ゆすいでもゆすいでも、中々赤は薄くならない。
口の中がズタボロになってしまっているらしい。
服にはかなりの数の運動靴の跡がついてしまっていたから、とりあえず雑に洗って濡れたままのそれを着て帰った。

ギィィ…
古いアパートの白い扉はいつも嫌な音を立てる。
電気は…付いてないか。
「ただいま、母さん」
いつも通り、返事は無い。
代わりに、絞まりの悪い台所の蛇口からポタポタと水が落ちる音がした。
奥の襖をこっそり空けると、やはりそこで母さんは倒れるようにして寝ていた。
僕の家族は母さんだけだ。
だから母さんは生活費を稼ぐため雑巾のように働き積めている。
その結果が、こうだ。
貧乏というだけで、差別の対象となる。
貧乏ゆえに勉強を頑張ってみたが、目障り以外の何でもないといったところなんだろう。
アザは増えていった。
「ふぅ」
自分の部屋にしている物置部屋に入った僕は、鞄からカッターを取り出して一息ついた。
最近の僕の日課であり目標は、自分を殺すこと。
自分の置かれた状況や母さんのことを考えると、僕が死ぬよりいいことなんてないんだと最近気づいた。
だから僕は自分を殺そうと思った。
「…くそっ」
カッターを手首につけるところまではいつもしているのに、いつもここから手を動かせない。
「何でだよ…くそっ…くそ…」
弱い自分に腹が立つ。
「死ねよ…死ねって…あぁ…」
「お前なんか…いなくなったって誰一人悲しんだりなんかしねぇんだよ…支障なんてねぇんだよ…いても…いなくて…も……」
嘘だ。
きっと僕が死ねば悲しんでくれる人は沢山いる。
こんな僕でも、好きでいてくれてる人はいるんだ。
だからこそ、僕は、願った。
「死ねよ…僕のこと好きなやつなんか…必要とするやつなんか…みんな…いっそ死んでくれよ…」
出したくもない涙がこぼれてカッターを落としてしまった。
もう今日は、続きをしたくもなかった。
母さんを起こさないように服を洗濯にかけて、風呂に入ってから、台所に置いてあった賞味期限切れのコンビニ弁当を食べて寝た。

「ほらっ、朝だよ起きて!」
母さんの声で目が覚めた。
「ん…ありがと。
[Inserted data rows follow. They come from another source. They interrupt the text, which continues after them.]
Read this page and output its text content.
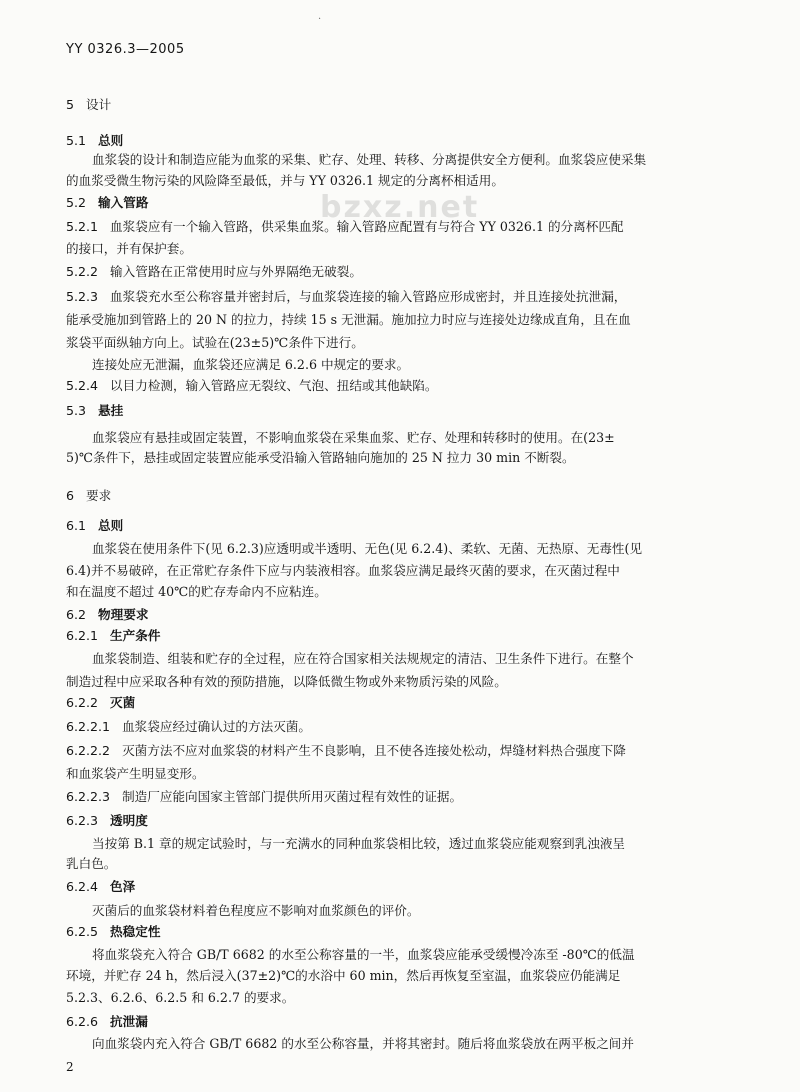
·
YY 0326.3—2005
bzxz.net
5 设计
5.1 总则
血浆袋的设计和制造应能为血浆的采集、贮存、处理、转移、分离提供安全方便利。血浆袋应使采集
的血浆受微生物污染的风险降至最低，并与 YY 0326.1 规定的分离杯相适用。
5.2 输入管路
5.2.1 血浆袋应有一个输入管路，供采集血浆。输入管路应配置有与符合 YY 0326.1 的分离杯匹配
的接口，并有保护套。
5.2.2 输入管路在正常使用时应与外界隔绝无破裂。
5.2.3 血浆袋充水至公称容量并密封后，与血浆袋连接的输入管路应形成密封，并且连接处抗泄漏，
能承受施加到管路上的 20 N 的拉力，持续 15 s 无泄漏。施加拉力时应与连接处边缘成直角，且在血
浆袋平面纵轴方向上。试验在(23±5)℃条件下进行。
连接处应无泄漏，血浆袋还应满足 6.2.6 中规定的要求。
5.2.4 以目力检测，输入管路应无裂纹、气泡、扭结或其他缺陷。
5.3 悬挂
血浆袋应有悬挂或固定装置，不影响血浆袋在采集血浆、贮存、处理和转移时的使用。在(23±
5)℃条件下，悬挂或固定装置应能承受沿输入管路轴向施加的 25 N 拉力 30 min 不断裂。
6 要求
6.1 总则
血浆袋在使用条件下(见 6.2.3)应透明或半透明、无色(见 6.2.4)、柔软、无菌、无热原、无毒性(见
6.4)并不易破碎，在正常贮存条件下应与内装液相容。血浆袋应满足最终灭菌的要求，在灭菌过程中
和在温度不超过 40℃的贮存寿命内不应粘连。
6.2 物理要求
6.2.1 生产条件
血浆袋制造、组装和贮存的全过程，应在符合国家相关法规规定的清洁、卫生条件下进行。在整个
制造过程中应采取各种有效的预防措施，以降低微生物或外来物质污染的风险。
6.2.2 灭菌
6.2.2.1 血浆袋应经过确认过的方法灭菌。
6.2.2.2 灭菌方法不应对血浆袋的材料产生不良影响，且不使各连接处松动，焊缝材料热合强度下降
和血浆袋产生明显变形。
6.2.2.3 制造厂应能向国家主管部门提供所用灭菌过程有效性的证据。
6.2.3 透明度
当按第 B.1 章的规定试验时，与一充满水的同种血浆袋相比较，透过血浆袋应能观察到乳浊液呈
乳白色。
6.2.4 色泽
灭菌后的血浆袋材料着色程度应不影响对血浆颜色的评价。
6.2.5 热稳定性
将血浆袋充入符合 GB/T 6682 的水至公称容量的一半，血浆袋应能承受缓慢冷冻至 -80℃的低温
环境，并贮存 24 h，然后浸入(37±2)℃的水浴中 60 min，然后再恢复至室温，血浆袋应仍能满足
5.2.3、6.2.6、6.2.5 和 6.2.7 的要求。
6.2.6 抗泄漏
向血浆袋内充入符合 GB/T 6682 的水至公称容量，并将其密封。随后将血浆袋放在两平板之间并
2
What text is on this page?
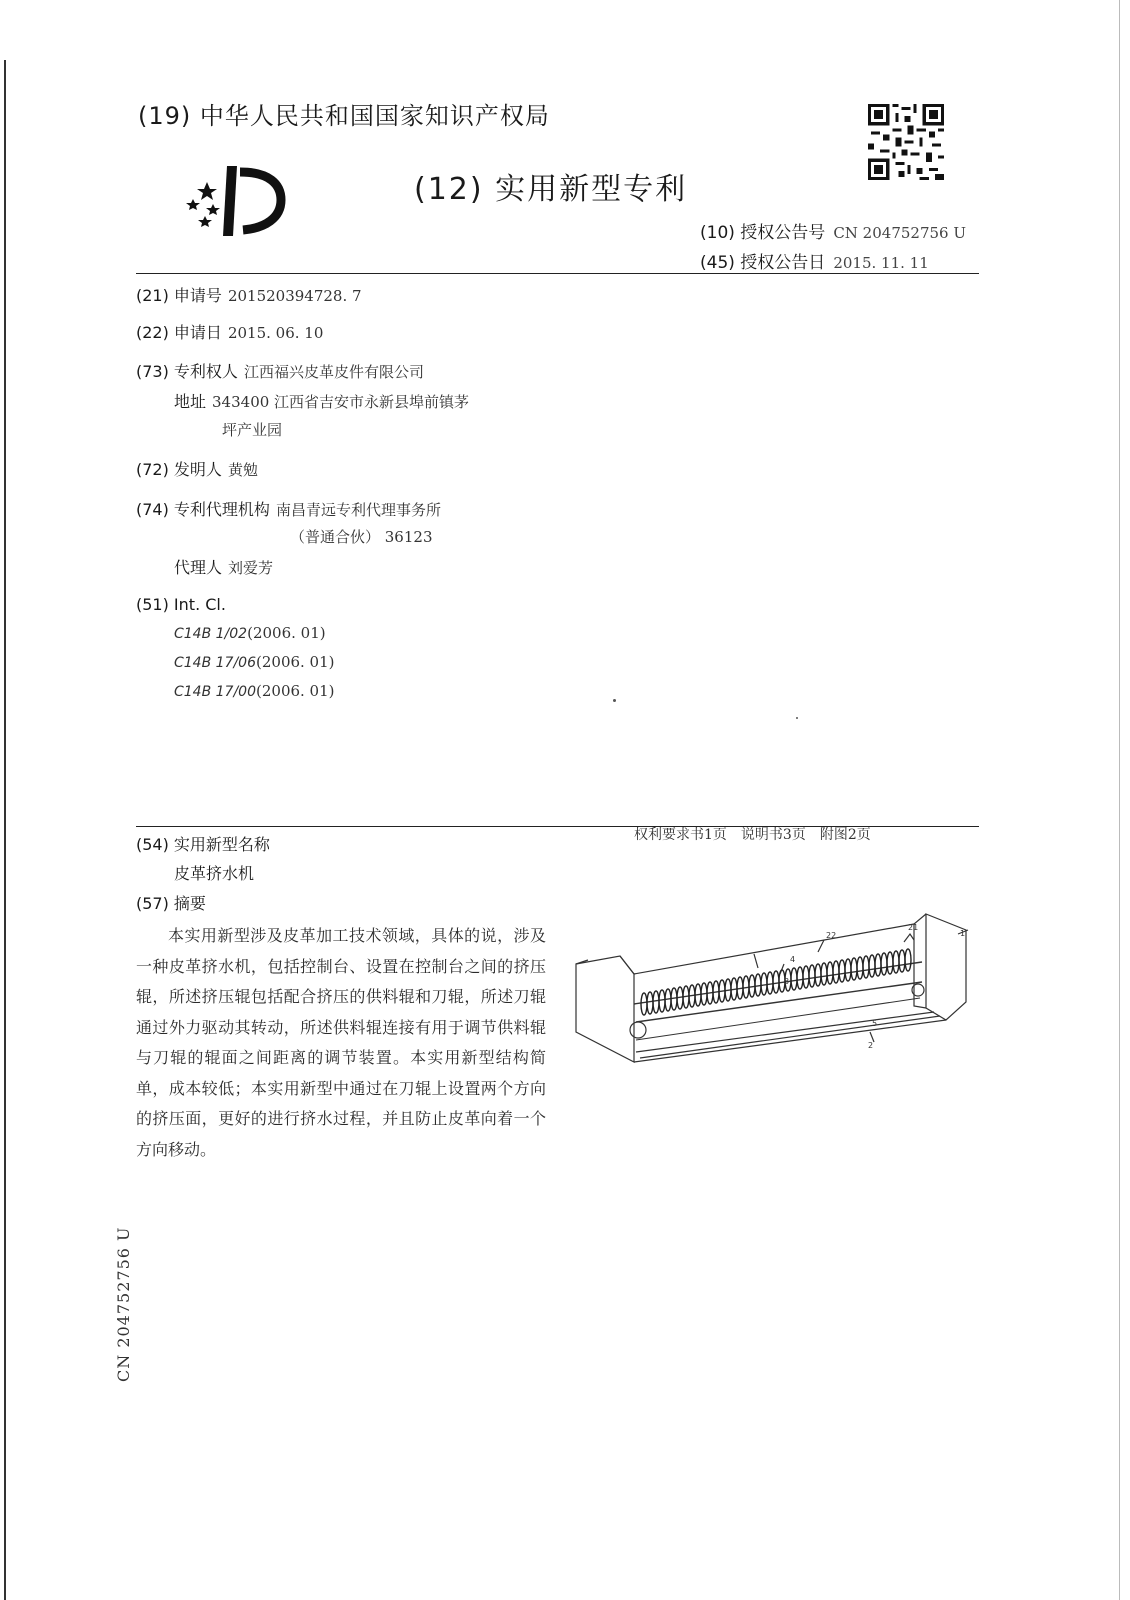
(19) 中华人民共和国国家知识产权局
(12) 实用新型专利
(10) 授权公告号 CN 204752756 U
(45) 授权公告日 2015. 11. 11
(21) 申请号 201520394728. 7
(22) 申请日 2015. 06. 10
(73) 专利权人 江西福兴皮革皮件有限公司
地址 343400 江西省吉安市永新县埠前镇茅
坪产业园
(72) 发明人 黄勉
(74) 专利代理机构 南昌青远专利代理事务所
（普通合伙） 36123
代理人 刘爱芳
(51) Int. Cl.
C14B 1/02(2006. 01)
C14B 17/06(2006. 01)
C14B 17/00(2006. 01)
权利要求书1页 说明书3页 附图2页
(54) 实用新型名称
皮革挤水机
(57) 摘要
本实用新型涉及皮革加工技术领域，具体的说，涉及一种皮革挤水机，包括控制台、设置在控制台之间的挤压辊，所述挤压辊包括配合挤压的供料辊和刀辊，所述刀辊通过外力驱动其转动，所述供料辊连接有用于调节供料辊与刀辊的辊面之间距离的调节装置。本实用新型结构简单，成本较低；本实用新型中通过在刀辊上设置两个方向的挤压面，更好的进行挤水过程，并且防止皮革向着一个方向移动。
22
21
1
4
3
5
2
CN 204752756 U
仕事いってらっしゃい。」
「おう!行ってきます!」
いつも母さんは朝だけは起こしてくれて仕事に向かう。
さすがに朝ごはんをつくる力は無いみたいで、基本僕は朝は食べずに行く。
「あれ…」
でも、今日はなぜか朝ごはんが準備してあった。
ご飯に、味噌汁に焼き魚が机の上に並んでいる。
でも、昨日のことを思い出してしまいとても食べる気分にはなれなかったので、ラップをして冷蔵庫にしまってから学校に行った。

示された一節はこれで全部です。